Vice President Kamala Harris visited El Paso, Texas, on Friday in her first trip to the U.S.-Mexico border since assuming office.
During her trip on Friday, Harris visited a border patrol station, met with advocates from faith-based non-government organizations and delivered public remarks.
Homeland Security Secretary Alejandro Mayorkas joined Harris in El Paso.
In remarks to the media, Harris told reporters that her visit reinforced her findings from a foreign trip to Guatemala and Mexico earlier this month.
"The stories that I heard today reinforce the nature of those root causes," Harris said. "It is going to require, as we have been doing, a comprehensive approach that acknowledges each piece of this."
"In five months, we've made progress, but there's still more work to be done, but we've made progress," she later added.
President Joe Biden tasked Harris with addressing immigration after border officials reported encountering a record number of undocumented immigrants earlier this year.
Earlier this month, Harris took her first foreign trip as vice president to Guatemala and Mexico. While there, she spoke with leaders about collaborative efforts the U.S. and Northern Triangle countries could take stem immigration.

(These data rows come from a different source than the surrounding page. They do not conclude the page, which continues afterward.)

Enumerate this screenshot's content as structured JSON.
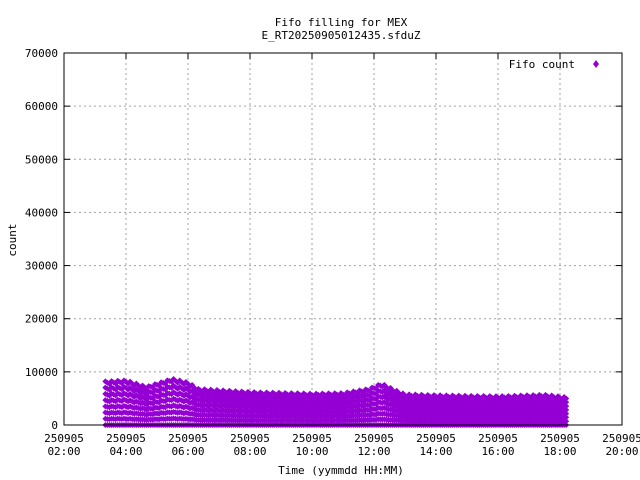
{
  "chart_data": {
    "type": "scatter",
    "title_lines": [
      "Fifo filling for MEX",
      "E_RT20250905012435.sfduZ"
    ],
    "xlabel": "Time (yymmdd HH:MM)",
    "ylabel": "count",
    "xlim": [
      "2025-09-05 02:00",
      "2025-09-05 20:00"
    ],
    "ylim": [
      0,
      70000
    ],
    "grid": true,
    "legend_position": "top-right",
    "x_ticks": [
      {
        "date": "250905",
        "time": "02:00"
      },
      {
        "date": "250905",
        "time": "04:00"
      },
      {
        "date": "250905",
        "time": "06:00"
      },
      {
        "date": "250905",
        "time": "08:00"
      },
      {
        "date": "250905",
        "time": "10:00"
      },
      {
        "date": "250905",
        "time": "12:00"
      },
      {
        "date": "250905",
        "time": "14:00"
      },
      {
        "date": "250905",
        "time": "16:00"
      },
      {
        "date": "250905",
        "time": "18:00"
      },
      {
        "date": "250905",
        "time": "20:00"
      }
    ],
    "y_ticks": [
      "0",
      "10000",
      "20000",
      "30000",
      "40000",
      "50000",
      "60000",
      "70000"
    ],
    "series": [
      {
        "name": "Fifo count",
        "color": "#9400d3",
        "marker": "diamond",
        "time_range": [
          "2025-09-05 03:20",
          "2025-09-05 18:15"
        ],
        "description_of_values": "periodic sawtooth fill levels from 0 up to an envelope maximum",
        "envelope_max": [
          {
            "x": "2025-09-05 03:22",
            "y": 8200
          },
          {
            "x": "2025-09-05 04:00",
            "y": 8400
          },
          {
            "x": "2025-09-05 04:40",
            "y": 7200
          },
          {
            "x": "2025-09-05 05:00",
            "y": 7800
          },
          {
            "x": "2025-09-05 05:30",
            "y": 8700
          },
          {
            "x": "2025-09-05 06:00",
            "y": 8000
          },
          {
            "x": "2025-09-05 06:20",
            "y": 6800
          },
          {
            "x": "2025-09-05 08:00",
            "y": 6200
          },
          {
            "x": "2025-09-05 10:00",
            "y": 5900
          },
          {
            "x": "2025-09-05 11:00",
            "y": 6000
          },
          {
            "x": "2025-09-05 11:50",
            "y": 6800
          },
          {
            "x": "2025-09-05 12:15",
            "y": 7800
          },
          {
            "x": "2025-09-05 12:40",
            "y": 6600
          },
          {
            "x": "2025-09-05 13:00",
            "y": 5800
          },
          {
            "x": "2025-09-05 14:00",
            "y": 5600
          },
          {
            "x": "2025-09-05 16:00",
            "y": 5400
          },
          {
            "x": "2025-09-05 17:30",
            "y": 5700
          },
          {
            "x": "2025-09-05 18:15",
            "y": 5200
          }
        ],
        "levels": 8
      }
    ]
  }
}
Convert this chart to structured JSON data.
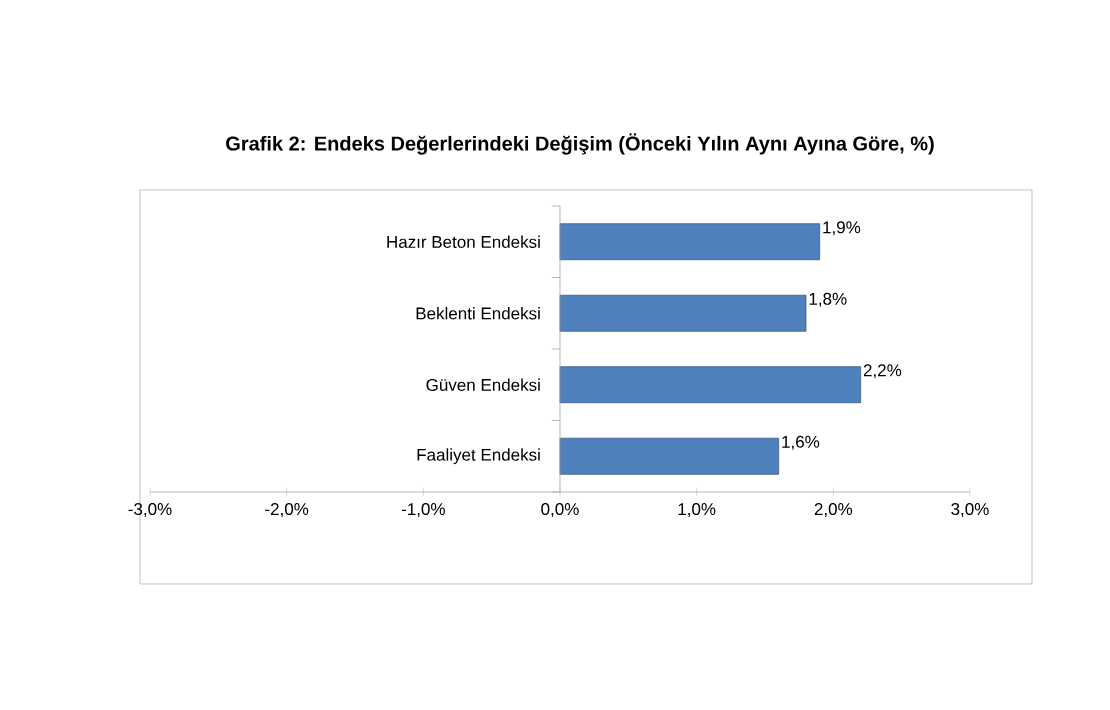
{
  "chart_data": {
    "type": "bar",
    "orientation": "horizontal",
    "title": "Grafik 2: Endeks Değerlerindeki Değişim (Önceki Yılın Aynı Ayına Göre, %)",
    "categories": [
      "Hazır Beton Endeksi",
      "Beklenti Endeksi",
      "Güven Endeksi",
      "Faaliyet Endeksi"
    ],
    "values": [
      1.9,
      1.8,
      2.2,
      1.6
    ],
    "value_labels": [
      "1,9%",
      "1,8%",
      "2,2%",
      "1,6%"
    ],
    "color": "#4f81bd",
    "xlim": [
      -3,
      3
    ],
    "xticks": [
      {
        "value": -3,
        "label": "-3,0%"
      },
      {
        "value": -2,
        "label": "-2,0%"
      },
      {
        "value": -1,
        "label": "-1,0%"
      },
      {
        "value": 0,
        "label": "0,0%"
      },
      {
        "value": 1,
        "label": "1,0%"
      },
      {
        "value": 2,
        "label": "2,0%"
      },
      {
        "value": 3,
        "label": "3,0%"
      }
    ]
  }
}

During that trip, Harris spoke directly to migrants seeking refuge in the U.S. and asked them to hold off on making the dangerous trip northward.
"Do not come. Do not come. The United States will continue to enforce our laws and secure our border. There are legal methods by which migration can and should occur," Harris said.

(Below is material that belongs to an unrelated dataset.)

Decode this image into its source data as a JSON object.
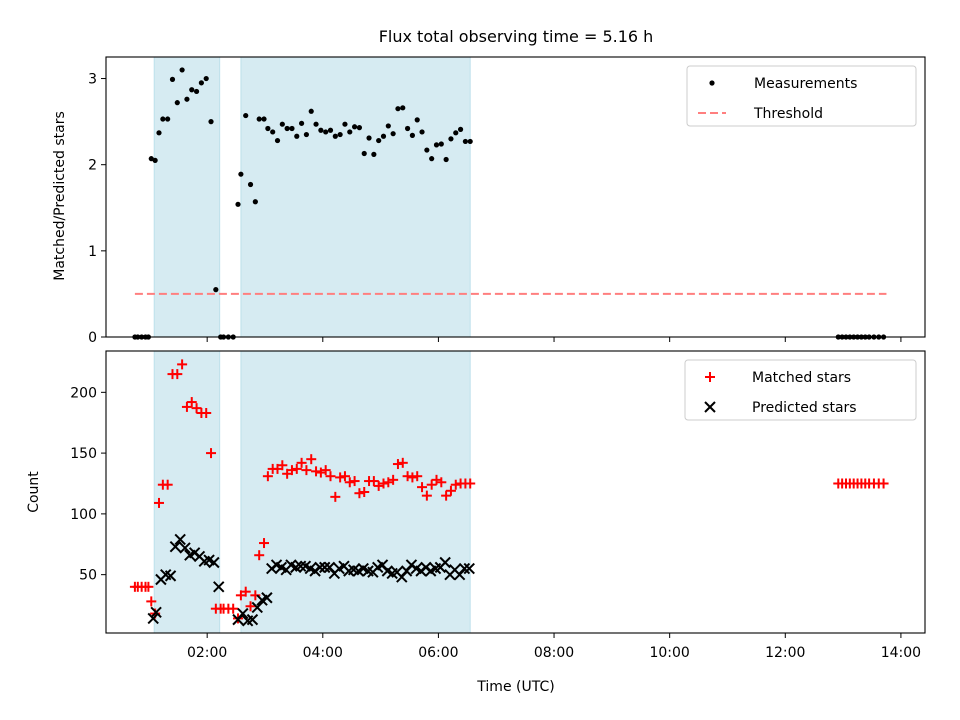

She added that leaders in the U.S. and other North and Central American countries were working on solutions.
"The power of hope, the ability that each of our governments has to give people a sense that help is on the way," Harris said.
Harris chose not to visit the U.S.-Mexico border during that foreign trip, prompting criticism from Republican lawmakers.

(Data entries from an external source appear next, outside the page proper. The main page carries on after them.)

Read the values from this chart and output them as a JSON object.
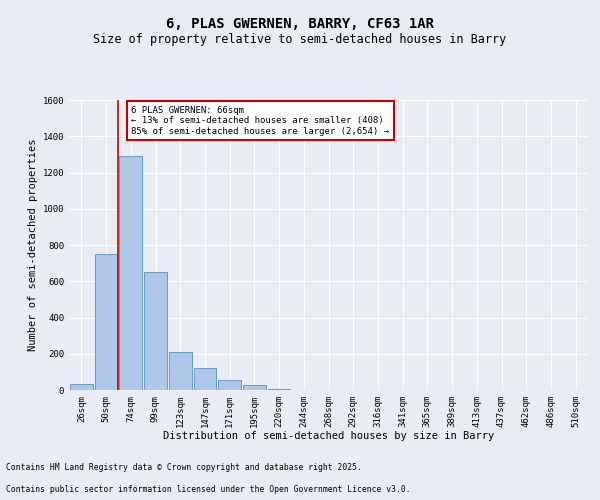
{
  "title": "6, PLAS GWERNEN, BARRY, CF63 1AR",
  "subtitle": "Size of property relative to semi-detached houses in Barry",
  "xlabel": "Distribution of semi-detached houses by size in Barry",
  "ylabel": "Number of semi-detached properties",
  "categories": [
    "26sqm",
    "50sqm",
    "74sqm",
    "99sqm",
    "123sqm",
    "147sqm",
    "171sqm",
    "195sqm",
    "220sqm",
    "244sqm",
    "268sqm",
    "292sqm",
    "316sqm",
    "341sqm",
    "365sqm",
    "389sqm",
    "413sqm",
    "437sqm",
    "462sqm",
    "486sqm",
    "510sqm"
  ],
  "values": [
    35,
    750,
    1290,
    650,
    210,
    120,
    55,
    25,
    5,
    0,
    0,
    0,
    0,
    0,
    0,
    0,
    0,
    0,
    0,
    0,
    0
  ],
  "bar_color": "#aec6e8",
  "bar_edge_color": "#5a8fc0",
  "vline_x_index": 2,
  "vline_color": "#cc0000",
  "annotation_title": "6 PLAS GWERNEN: 66sqm",
  "annotation_line1": "← 13% of semi-detached houses are smaller (408)",
  "annotation_line2": "85% of semi-detached houses are larger (2,654) →",
  "annotation_box_color": "#cc0000",
  "ylim": [
    0,
    1600
  ],
  "yticks": [
    0,
    200,
    400,
    600,
    800,
    1000,
    1200,
    1400,
    1600
  ],
  "footer_line1": "Contains HM Land Registry data © Crown copyright and database right 2025.",
  "footer_line2": "Contains public sector information licensed under the Open Government Licence v3.0.",
  "bg_color": "#eaecf4",
  "plot_bg_color": "#eaecf4",
  "title_fontsize": 10,
  "subtitle_fontsize": 8.5,
  "ylabel_fontsize": 7.5,
  "xlabel_fontsize": 7.5,
  "tick_fontsize": 6.5,
  "annotation_fontsize": 6.5,
  "footer_fontsize": 5.8
}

"I think she should go to the border to get that off her back," Sen. Lindsey Graham, R-South Carolina, told McClatchy earlier this month.
Amid her trip, during an interview with NBC's Lester Holt, Harris compared visiting the border with visiting Europe.
"At some point, you know, we are going to the border," Harris said in the interview. "We've been to the border. So this whole, this whole, this whole thing about the border. We've been to the border. We've been to the border."
"You haven't been to the border," Holt responded.
"I, and I haven't been to Europe. And I mean, I don't — I don't understand the point that you're making," Harris said. "I'm not discounting the importance of the border."